Figures & data
Figure 1 LncRNA AATBC was significantly up-regulated and its knock-down dramatically inhibited the growth of PCa in vitro and in vivo. (A) Expression of AATBC was detected by qRT-PCR in PCa tissues (n=86) and adjacent normal tissues (n=86). (B) Expression of AATBC was significantly upregulated in PCa cells by qRT-PCR analysis. (C) The validity of AATBC silence was confirmed by qRT-PCR. (D–F) The proliferation and colony formation abilities in PC3 and LNCAP cells of AATBC knockdown were obviously repressive. (G) The apoptosis in AATBC-silenced PC3 and LNCAP cells were disclosed through Annexin V-FITC/PI apoptosis detection. (H–I) Upon downregulation of AATBC expression, the migration and invasion abilities of PC3 and LNCAP cells were measured by transwell assay (scale bars: 100 μm). (J) Knocking down of AATBC significantly shrunk the volume of xenografted tumor in vivo compared to the negative control with transfected with sh-NC. *P<0.05; **P<0.01.
Figure 2 miR-1245b-5p was sponged by AATBC and restrained the progression of PCa. (A and B) Subcellular location of AATBC was determined by nucleus-cytoplasm fractionation and FISH. Scale bars, 20 μm. (C) Starbase database predicted the four miRNAs that had the binding sites to AATBC, and their expression were determined in the PCa cells by qRT-PCR. (D) Pearson correlation analysis showed the passive relationship between miR-1245b-5p and AATBC expression in PCa tissues from our cohort. (E) Predicted binding sites between miR-1245b-5p and AATBC 3ʹ-UTR. (F–H) Biotin-labeled pull-down assay, luciferase assay and RIP assay were used to affirm the interaction between the miR-1245b-5p and AATBC, respectively. (I) The competence of miR-1245b-5p overexpression was validated by qRT-PCR. (J–L) The proliferation and colony formation abilities in miR-1245b-5p overexpressed PC3 and LNCAP cell were significantly augmented by CCK8 and colony formation assay analysis. (M) miR-1245b-5p overexpression significantly promoted the apoptosis of PC3 and LNCAP cells through Annexin V-FITC/PI apoptosis detection. (N and O) miR-1245b-5p overexpression significantly inhibited the migrated and invasive abilities of PC3 and LNCAP cells by transwell assay, respectively. *P<0.05; **P<0.01.

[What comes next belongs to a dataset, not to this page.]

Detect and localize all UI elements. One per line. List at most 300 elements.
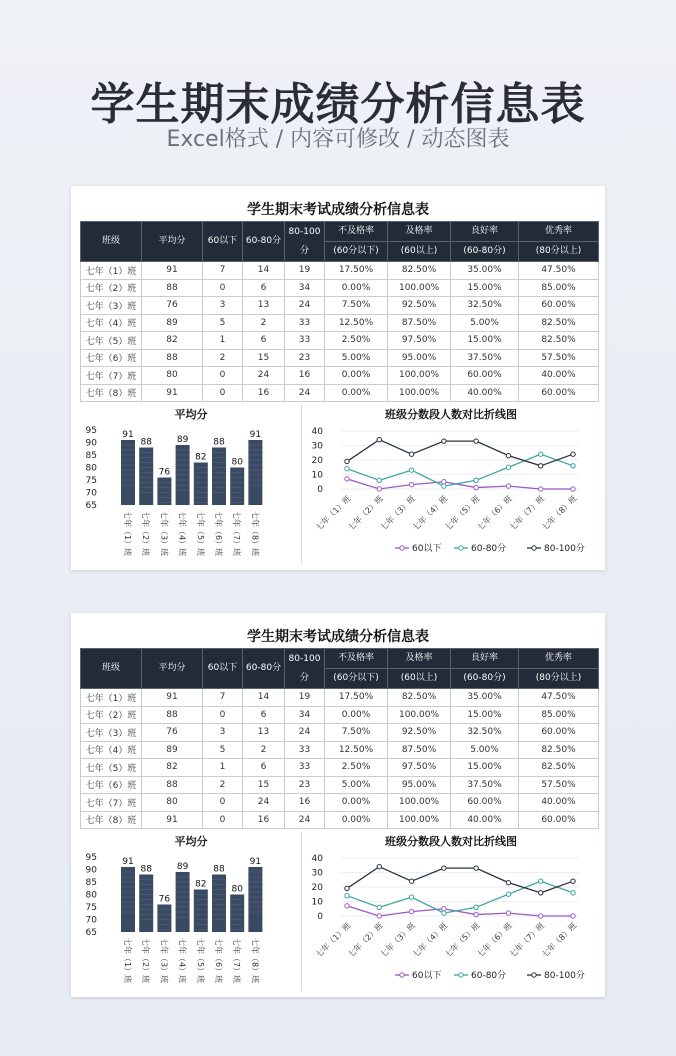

Figure 3 CASK was one downstream target of miR-1245b-5p and boosted the progression of PCa. (A) Venn diagram exhibited the predicted target genes of miR-1245b-5p by the crosstalk of four databases (starbase, miRDB, targetscan and miRWalk), and 5 common genes were selected as the candidate genes. (B and C) qRT-PCR assays confirmed that the expression of CASK could be altered by the overexpression of miR-1245b-5p and silence of AATBC in PC3 and LNCAP cells. (D and E) The mRNA and protein expression of CASK was quantified in PCa cells and normal cells by qRT-PCR and Western blot, respectively. (F) RIP assay justified that AATBC, miR-1245b-5p and CASK could be coexisted in Ago2 pallets. (G) Bioinformatics database predicted the binding site between miR-1245b-5p and CASK. (H and I) Luciferase assay and RNA pull down assay elucidated the interaction between the miR-1245b-5p and CASK above the binding site. (J) The knockdown efficiency of miR-1245b-5p was validated by qRT-PCR. (K and L) CASK mRNA expression and protein levels were determined by RT-qPCR and Western blot in sh-NC, sh-AATBC and sh-AATBC+miR-1245b-5p inhibitors groups. (M) The knockdown competence of CASK was validated by qRT-PCR. (N–Q) The influence of biological function including colony formation (N), apoptosis (O), migration (P) and invasion (Q) were determined in PCa cells with the silence of CASKC. **P<0.01.
Figure 4 AATBC advanced PCa cell progression by the regulation of miR-1245b-5p/CASK axis. (A) The efficiency of CASK overexpression was manifested by RT-qPCR. (B and C) Colony formation was carried out to weigh cell proliferation competence in PCa cells of AATBC depletion plus miR-1245b-5p downregulation or CASK overexpression. (D) The apoptosis in PCa cells of AATBC depletion plus miR-1245b-5p downregulation or CASK overexpression was determined by the analysis of Annexin V-FITC/PI apoptosis detection kit. (E and F) The migratory and invasive ability of PCa cells of AATBC depletion plus miR-1245b-5p downregulation or CASK overexpression were appraised by transwell assay (scale bars: 100 μm). **P<0.01, vs sh-NC. ##P<0.01, vs sh-AATBC.